Они хорошо танцевали. Оська, подобрав толстую нижнюю губу, держался прямо, голову вдохновенно откинул назад. Вот только был он ниже Маши почти на полголовы. А она, крупная, красивая, в облегающем синем платье с белым бантом на груди, кружилась, смеясь, под поднятой Оськиной рукой.
«Руки! Вы словно две большие птицы! Как вы летали, как оживляли все вокруг…»

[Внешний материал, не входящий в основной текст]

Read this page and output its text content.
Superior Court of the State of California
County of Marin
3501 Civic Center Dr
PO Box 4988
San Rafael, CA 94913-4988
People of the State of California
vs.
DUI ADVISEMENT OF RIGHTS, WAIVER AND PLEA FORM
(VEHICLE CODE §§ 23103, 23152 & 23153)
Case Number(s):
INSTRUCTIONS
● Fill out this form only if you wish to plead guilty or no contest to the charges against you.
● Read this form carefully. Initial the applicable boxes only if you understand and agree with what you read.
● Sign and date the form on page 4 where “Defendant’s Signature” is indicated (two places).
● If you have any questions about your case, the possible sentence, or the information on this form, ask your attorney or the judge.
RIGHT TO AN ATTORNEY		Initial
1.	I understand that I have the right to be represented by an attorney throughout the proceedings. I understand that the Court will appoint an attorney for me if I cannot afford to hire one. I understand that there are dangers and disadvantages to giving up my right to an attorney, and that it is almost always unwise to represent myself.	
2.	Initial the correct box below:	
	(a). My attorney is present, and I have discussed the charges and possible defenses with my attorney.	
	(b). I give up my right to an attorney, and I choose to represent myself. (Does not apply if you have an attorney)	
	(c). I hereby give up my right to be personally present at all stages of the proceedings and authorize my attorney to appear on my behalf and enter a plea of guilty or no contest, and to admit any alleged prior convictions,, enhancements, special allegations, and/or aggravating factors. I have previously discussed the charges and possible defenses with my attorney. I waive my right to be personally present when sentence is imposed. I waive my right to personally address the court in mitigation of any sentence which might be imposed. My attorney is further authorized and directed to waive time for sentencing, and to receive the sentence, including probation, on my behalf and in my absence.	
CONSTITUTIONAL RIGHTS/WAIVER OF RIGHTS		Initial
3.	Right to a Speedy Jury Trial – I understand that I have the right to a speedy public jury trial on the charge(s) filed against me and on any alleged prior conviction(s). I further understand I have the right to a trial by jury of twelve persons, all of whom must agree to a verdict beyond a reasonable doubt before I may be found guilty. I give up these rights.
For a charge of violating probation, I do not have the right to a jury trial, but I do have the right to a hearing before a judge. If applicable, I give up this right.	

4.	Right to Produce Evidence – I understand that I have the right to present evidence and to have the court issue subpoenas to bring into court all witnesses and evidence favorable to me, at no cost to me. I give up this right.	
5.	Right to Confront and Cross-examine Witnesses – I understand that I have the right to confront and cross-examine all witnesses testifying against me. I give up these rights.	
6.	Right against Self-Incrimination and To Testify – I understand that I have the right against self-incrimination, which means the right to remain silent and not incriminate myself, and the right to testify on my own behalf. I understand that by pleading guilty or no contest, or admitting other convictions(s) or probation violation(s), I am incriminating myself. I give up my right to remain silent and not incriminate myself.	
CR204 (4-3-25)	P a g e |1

– Пойдем. – Райка потянула Вадима танцевать. – Оторвись наконец от еды, Курояд.
«Руки! Как вы могли легко обвиться, и все печали снимали вдруг…» Девочку Раю, капризную и своенравную, Вадим помнил столько же, сколько помнил себя. Вот рядом, под подбородком, покачивается ее каштаново-кудрявая голова. Ее глаза, не то синие, не то темно-серые, то и дело меняют выражение – сердитое, ласковое, возмущенное, а то и вовсе отсутствующее, – странные глаза. Это она. Райка, привычная, как Оськина скрипка. И в то же время – уже не тарахтелка-толстушка, как в детстве. Талия, перетянутая серебристым поясом, уже, можно сказать, женская. На повороте Вадим, как бы невзначай, прижал к себе Райку, ощутив ее упругую грудь. Райка вскинула на него взгляд не то негодующий, не то вопрошающий. Она была другая, вот что…
– Ты наступил мне на туфли, – сказала она.
– Извини. Я же плохо танцую… А эта твоя Маша, – спросил он, – всегда смеется, да?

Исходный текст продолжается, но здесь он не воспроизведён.